In point of fact, the attack in Yemen underscores American support for “targeted” assassinations carried out by the Israeli regime, which has murdered scores of Palestinian leaders, together with family members and civilians caught in the missile blasts. As for the Russians, the US gave its tacit support to the recent operation in Moscow in which defenseless and drugged hostage takers were systematically executed by special forces troops.

The Post’s sophistry cannot conceal a basic fact: it agrees that Washington has the right to do whatever it pleases anywhere in the world. International law is something that applies only to lesser countries, not the world’s “sole super power.”

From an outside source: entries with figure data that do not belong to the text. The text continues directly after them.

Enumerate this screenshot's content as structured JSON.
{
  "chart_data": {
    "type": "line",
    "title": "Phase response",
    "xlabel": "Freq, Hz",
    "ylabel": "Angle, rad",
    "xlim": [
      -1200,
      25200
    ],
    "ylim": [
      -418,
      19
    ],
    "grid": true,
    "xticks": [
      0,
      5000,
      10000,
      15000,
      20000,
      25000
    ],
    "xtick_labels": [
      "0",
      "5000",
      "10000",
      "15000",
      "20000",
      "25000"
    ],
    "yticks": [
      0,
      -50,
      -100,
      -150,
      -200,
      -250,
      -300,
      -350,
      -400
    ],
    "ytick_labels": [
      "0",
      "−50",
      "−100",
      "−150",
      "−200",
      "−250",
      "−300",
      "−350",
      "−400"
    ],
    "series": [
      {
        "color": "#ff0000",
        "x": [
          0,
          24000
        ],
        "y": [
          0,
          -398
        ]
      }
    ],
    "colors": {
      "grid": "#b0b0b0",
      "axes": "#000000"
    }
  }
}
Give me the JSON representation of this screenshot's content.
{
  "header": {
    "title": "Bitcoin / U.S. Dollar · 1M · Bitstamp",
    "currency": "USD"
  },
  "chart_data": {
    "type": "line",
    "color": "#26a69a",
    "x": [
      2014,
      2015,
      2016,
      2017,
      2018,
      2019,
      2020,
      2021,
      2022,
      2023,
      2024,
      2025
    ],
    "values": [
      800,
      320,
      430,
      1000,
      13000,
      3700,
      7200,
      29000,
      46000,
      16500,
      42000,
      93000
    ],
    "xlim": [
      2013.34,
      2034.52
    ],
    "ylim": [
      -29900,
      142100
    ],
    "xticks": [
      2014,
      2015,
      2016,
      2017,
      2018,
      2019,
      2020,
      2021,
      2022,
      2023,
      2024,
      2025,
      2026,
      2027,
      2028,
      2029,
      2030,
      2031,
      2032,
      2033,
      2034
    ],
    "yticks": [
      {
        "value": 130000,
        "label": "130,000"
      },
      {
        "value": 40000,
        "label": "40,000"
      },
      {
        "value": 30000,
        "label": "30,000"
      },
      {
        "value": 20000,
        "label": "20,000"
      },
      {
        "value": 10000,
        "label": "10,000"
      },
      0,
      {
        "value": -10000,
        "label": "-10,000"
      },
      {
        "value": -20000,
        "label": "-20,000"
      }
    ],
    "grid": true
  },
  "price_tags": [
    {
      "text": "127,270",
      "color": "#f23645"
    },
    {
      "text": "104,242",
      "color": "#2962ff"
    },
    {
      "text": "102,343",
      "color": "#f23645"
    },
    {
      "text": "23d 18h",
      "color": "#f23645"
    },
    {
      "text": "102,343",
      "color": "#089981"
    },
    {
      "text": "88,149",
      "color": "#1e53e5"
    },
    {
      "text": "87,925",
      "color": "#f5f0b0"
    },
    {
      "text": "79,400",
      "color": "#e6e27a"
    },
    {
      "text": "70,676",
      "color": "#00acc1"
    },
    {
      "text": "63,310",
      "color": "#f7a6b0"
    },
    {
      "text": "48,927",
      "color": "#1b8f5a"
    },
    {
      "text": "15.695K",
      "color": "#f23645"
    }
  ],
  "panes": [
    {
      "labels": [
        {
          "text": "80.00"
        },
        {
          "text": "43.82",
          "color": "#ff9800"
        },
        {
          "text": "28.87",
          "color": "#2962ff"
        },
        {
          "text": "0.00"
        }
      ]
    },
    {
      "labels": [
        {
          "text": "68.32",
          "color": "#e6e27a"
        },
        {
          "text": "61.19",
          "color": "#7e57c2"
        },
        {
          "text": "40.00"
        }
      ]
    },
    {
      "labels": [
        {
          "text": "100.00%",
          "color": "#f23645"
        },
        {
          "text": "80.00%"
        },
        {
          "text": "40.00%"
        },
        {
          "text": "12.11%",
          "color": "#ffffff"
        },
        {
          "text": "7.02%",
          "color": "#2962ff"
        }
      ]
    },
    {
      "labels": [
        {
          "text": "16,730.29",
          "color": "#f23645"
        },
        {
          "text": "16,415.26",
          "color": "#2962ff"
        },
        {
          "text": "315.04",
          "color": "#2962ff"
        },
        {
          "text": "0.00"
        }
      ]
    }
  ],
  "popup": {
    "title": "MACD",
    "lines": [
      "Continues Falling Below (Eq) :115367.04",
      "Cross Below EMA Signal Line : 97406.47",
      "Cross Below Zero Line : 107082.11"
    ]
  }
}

Enthusiastically calling the killings in Yemen a “clean shot,” the Post concludes, “The success of Sunday’s operation, which seems to have eliminated one senior Al Qaeda figure and avoided innocent casualties, is therefore cheering.”

Thus, the editors of one of the most influential newspapers in the country adopt not only the outlook, but also the language of the hit-man. This type of journalistic vomit is the expression of a deluded ruling elite that has embarked on a policy of international criminality—one that holds grave dangers for the people of the US and the entire globe.

The policy of state assassinations carries with it an immense potential for catastrophe. Israeli use of the same methods against Palestinian leaders in the West Bank and Gaza provoked a wave of suicide bombings that have claimed hundreds of lives. Will the result of the US Hellfire attacks be any different?

The CIA’s drones allow the agency’s assassins to kill from hundreds of miles away with the stroke of a computer key and without fear of retribution. Those most likely to pay the price for this reckless and criminal policy, however, will be innocent American civilians. They will be the ones targeted by enraged and misguided people who will be recruited for terrorist attacks, carried out in the name of avenging Washington’s acts of murder.